Développer le lectorat, non seulement au niveau mondial à travers des diffusions papier et numérique, mais surtout via de nouveaux formats est devenu un gage de succès pour les magazines. Malgré un marché de plus en plus concurrentiel, les meilleurs des magazines nont rien perdu de leur attrait et entretiennent, avec leur audience, un lien d'une force rarement égalée par les autres media. Évoluant aujourd'hui dans un environnement médiatique plus fluide, les magazines peuvent et doivent exploiter la relation unique qu’ils cultivent avec leur public afin de créer de nouvelles sources de valeur ajoutée pour leurs lecteurs, ainsi que de nouvelles sources de revenus. Cette stratégie s'applique tout particulièrement au secteur du luxe, dont la clientèle, composée de consommateurs aisés, exprime un insatiable besoin de nouvelles expériences, et non plus de nouveaux produits exclusivement. Les marques, quant à elles, cherchent en permanence des opportunités leur assurant une plus grande proximité avec leurs clients potentiels. Le New Yorker Festival n'est qu'un exemple parmi d'autres de la concrétisation de cette approche.

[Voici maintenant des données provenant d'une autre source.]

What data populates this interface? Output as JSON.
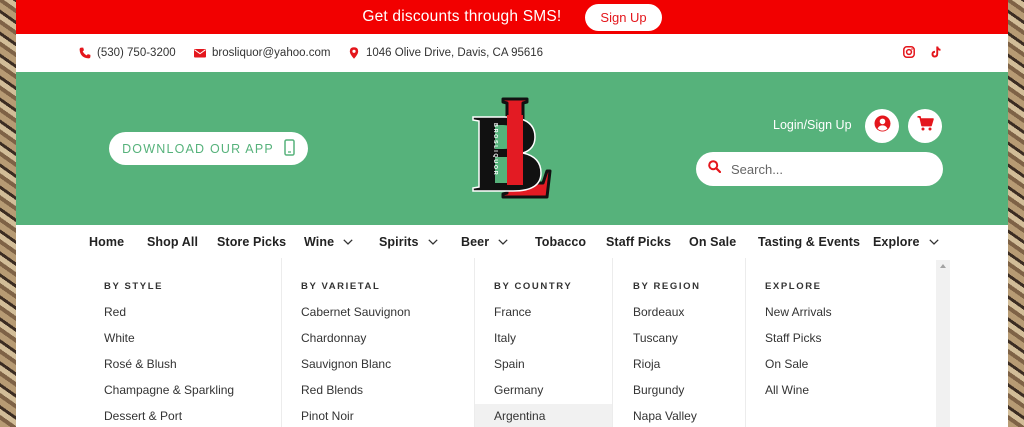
{
  "colors": {
    "promo_bg": "#f20000",
    "header_bg": "#56b27b",
    "accent_red": "#e4161c"
  },
  "promo": {
    "text": "Get discounts through SMS!",
    "button": "Sign Up"
  },
  "contact": {
    "phone": "(530) 750-3200",
    "email": "brosliquor@yahoo.com",
    "address": "1046 Olive Drive, Davis, CA 95616",
    "social": [
      "instagram-icon",
      "tiktok-icon"
    ]
  },
  "header": {
    "app_button": "DOWNLOAD OUR APP",
    "logo_letters": "BL",
    "logo_word": "BROSLIQUOR",
    "login": "Login/Sign Up",
    "search_placeholder": "Search..."
  },
  "nav": [
    {
      "label": "Home",
      "dropdown": false
    },
    {
      "label": "Shop All",
      "dropdown": false
    },
    {
      "label": "Store Picks",
      "dropdown": false
    },
    {
      "label": "Wine",
      "dropdown": true
    },
    {
      "label": "Spirits",
      "dropdown": true
    },
    {
      "label": "Beer",
      "dropdown": true
    },
    {
      "label": "Tobacco",
      "dropdown": false
    },
    {
      "label": "Staff Picks",
      "dropdown": false
    },
    {
      "label": "On Sale",
      "dropdown": false
    },
    {
      "label": "Tasting & Events",
      "dropdown": false
    },
    {
      "label": "Explore",
      "dropdown": true
    }
  ],
  "mega_menu": {
    "by_style": {
      "title": "BY STYLE",
      "items": [
        "Red",
        "White",
        "Rosé & Blush",
        "Champagne & Sparkling",
        "Dessert & Port"
      ]
    },
    "by_varietal": {
      "title": "BY VARIETAL",
      "items": [
        "Cabernet Sauvignon",
        "Chardonnay",
        "Sauvignon Blanc",
        "Red Blends",
        "Pinot Noir"
      ]
    },
    "by_country": {
      "title": "BY COUNTRY",
      "items": [
        "France",
        "Italy",
        "Spain",
        "Germany",
        "Argentina"
      ]
    },
    "by_region": {
      "title": "BY REGION",
      "items": [
        "Bordeaux",
        "Tuscany",
        "Rioja",
        "Burgundy",
        "Napa Valley"
      ]
    },
    "explore": {
      "title": "EXPLORE",
      "items": [
        "New Arrivals",
        "Staff Picks",
        "On Sale",
        "All Wine"
      ]
    }
  }
}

La combinaison de ces opportunités d'expansion géographique et de diversification des canaux et formats devrait permettre de générer une valeur ajoutée suffisamment importante pour donner aux magazines l’occasion d’inverser la tendance et de proposer des contenus ciblant davantage une audience plus large. Les magazines sont désormais libérés de la tyrannie qui les obligeait à traquer le plus faible dénominateur commun entre les divers stéréotypes attachés à leurs lecteurs potentiels. Ainsi, ils sont libres de se réinventer et ils devraient exploiter cette opportunité en proposant des contenus associant des domaines auparavant cloisonnés. Le magazine Porter a relevé ce défi, en associant contenu et distribution commerciale. 1843 nous permettra, nous l’espérons, de suivre leur exemple, grâce à des contenus alliant style et réflexions.

Bien que le lectorat d’aujourdhui se détourne des magazines, les publications orientées luxe disposent toujours d'un formidable potentiel : conquérir une audience mondiale, sous un format permettant d'insuffler un nouveau dynamisme à l’univers du luxe, grâce à des contenus réellement uniques. À l'évidence, cette nouvelle a de quoi redonner le sourire... et l'envie d'agir.